Treffpunkt an diesem kalten Tag ist ein Café in der Halterner City. Das Neue Rathaus ist gerade einmal 350 Meter entfernt. Und doch ist der Weg für Giese noch weit. Das weiß auch die Unternehmensberaterin, die auf ihrer Homepage wirbt: „Ich bin aufrichtig und schonungslos - und gleichzeitig warm und zugetan.“

Seit ihrer Vorstellung als parteilose Bürgermeisterkandidatin von SPD und Grünen im Oktober 2024 ist es irgendwie still um sie geworden. Warum? „Weil ich erst einmal zuhören möchte“, sagt Giese. „Ich bin viel unterwegs, will die Stadtgesellschaft kennenlernen.“ Sie besucht Frauengruppen, Ausschüsse und Verbände. „Man wird noch von mir hören“, verspricht die promovierte Projektmanagerin: „Im Sommer, vielleicht ab Mai schon, werde ich deutlich präsenter in der Öffentlichkeit sein. Dann geht auch der Wahlkampf richtig los.“

Wie will sie dem amtierenden Bürgermeister Andreas Stegemann das Amt streitig machen? „Ich habe viele konkrete Vorstellungen. Aber ich muss erst sehen: Was geht hier überhaupt?“ Sie könne viel versprechen, aber sie wolle die Dinge angehen, die sich auch umsetzen ließen.

Bürgermeisterkandidatin Vanessa Giese im Café Extrablatt in Haltern am See.
Sie erklärt gerne: Bürgermeisterkandidatin Dr. Vanessa Giese in einem Halterner Café. © Christof Perrevoort

„Ich sehe eine gewisse Behäbigkeit, mit der diese Stadt geführt wird“, sagt Giese. Es fehle das aktive Angehen von Ideen oder Projekten. Man könne zum Beispiel ein „Jahr des Radverkehrs“ ausrufen - als Schwerpunkt. Und sich speziell um die Bedürfnisse von Radfahrern kümmern.

Sie nennt ein Beispiel: „Ich fahre regelmäßig den Radweg an der Hullerner Straße entlang. Im Herbst ist er durch das Laub teilweise höllisch rutschig.“ Das ließe sich doch durch einen schnellen Eingriff ändern. Es seien oft die kleinen Dinge, die große Wirkung zeigten.

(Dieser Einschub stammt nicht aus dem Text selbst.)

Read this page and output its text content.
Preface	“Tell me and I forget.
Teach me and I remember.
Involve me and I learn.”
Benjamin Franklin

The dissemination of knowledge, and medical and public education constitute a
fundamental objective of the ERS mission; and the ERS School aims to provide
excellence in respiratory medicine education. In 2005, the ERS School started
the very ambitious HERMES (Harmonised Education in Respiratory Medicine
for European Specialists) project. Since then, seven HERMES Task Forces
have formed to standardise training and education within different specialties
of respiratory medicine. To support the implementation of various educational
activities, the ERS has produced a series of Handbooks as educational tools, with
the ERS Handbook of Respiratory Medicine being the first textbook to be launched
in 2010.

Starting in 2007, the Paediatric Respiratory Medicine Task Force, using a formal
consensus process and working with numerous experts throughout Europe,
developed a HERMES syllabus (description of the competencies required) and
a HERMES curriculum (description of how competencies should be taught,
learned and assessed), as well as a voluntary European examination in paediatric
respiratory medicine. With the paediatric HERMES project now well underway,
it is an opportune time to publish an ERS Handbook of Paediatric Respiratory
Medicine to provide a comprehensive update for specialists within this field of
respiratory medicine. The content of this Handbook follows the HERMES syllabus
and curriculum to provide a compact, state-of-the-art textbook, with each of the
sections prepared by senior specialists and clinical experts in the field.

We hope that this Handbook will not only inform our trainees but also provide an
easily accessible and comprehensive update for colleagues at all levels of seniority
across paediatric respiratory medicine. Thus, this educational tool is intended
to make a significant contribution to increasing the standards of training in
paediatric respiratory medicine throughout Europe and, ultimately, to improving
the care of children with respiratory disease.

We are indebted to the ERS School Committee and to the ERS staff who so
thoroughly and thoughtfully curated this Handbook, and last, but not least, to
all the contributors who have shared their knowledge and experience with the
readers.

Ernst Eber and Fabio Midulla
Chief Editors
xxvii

„Ich will keine Politik aus dem Elfenbeinturm machen, sondern die Bürgerinnen und Bürger aktiv einbinden“, sagt sie: „Ich will erklären und informieren - das sind meine Stärken.“ Sie sagt: „Ich habe Thesen, aber ich muss prüfen, ob sie auch den Menschen am Herzen liegen.“

„Es fehlt an Visionen“

„Man kann auch auf kommunaler Ebene etliche Dinge mit mehr Energie vorantreiben“, so Giese. Ihr fehle es an Visionen und Perspektiven in der Stadt. Giese: „Ja, einiges läuft gut in der Stadt. Aber es läuft eben nur.“

Sie erläutert, welche Themen sie besonders bewegen: „Wir müssen die demografische Entwicklung der Stadt im Auge haben.“ Haltern werde immer älter, man benötige mehr Wohnraum für Senioren: „Und wir dürfen die Jugend nicht vergessen. Junge Menschen müssen gut ausgebildet sein. Wir brauchen da einfach mehr Drive.“

Ein Team (von links): Stefanie Gärtner (Bündnis 90/Die Grünen), Daniel Wohlsdorf (SPD) und Bürgermeisterkandidatin Vanessa Giese (M, parteilos).
Ein Team (von links): Stefanie Gärtner (Bündnis 90/Die Grünen), Daniel Wohlsdorf (SPD) und Bürgermeisterkandidatin Vanessa Giese (M, parteilos). © Christof Perrevoort

Giese will ihre Aktivitäten in den sozialen Netzwerken noch weiter ausbauen. Auf Instagram und bei Facebook hat sie hunderte Freunde und Follower, derzeit arbeitet sie an ihrem Tiktok-Kanal. Warum lässt sie sich dabei nicht von einem Social-Media-Team helfen? „Das funktioniert nicht“, weiß Medienprofi Giese. „Sowas muss man selbst machen, sonst ist es nicht glaubwürdig.“

Eilig trinkt Vanessa Giese ihre Cola Zero aus. Der nächste Termin ruft. Am Abend will sie noch in eine Ausschusssitzung. Sie nutzt gerade die Zeit, um „die lokalpolitischen Prozesse zu verfolgen und zu hinterfragen“.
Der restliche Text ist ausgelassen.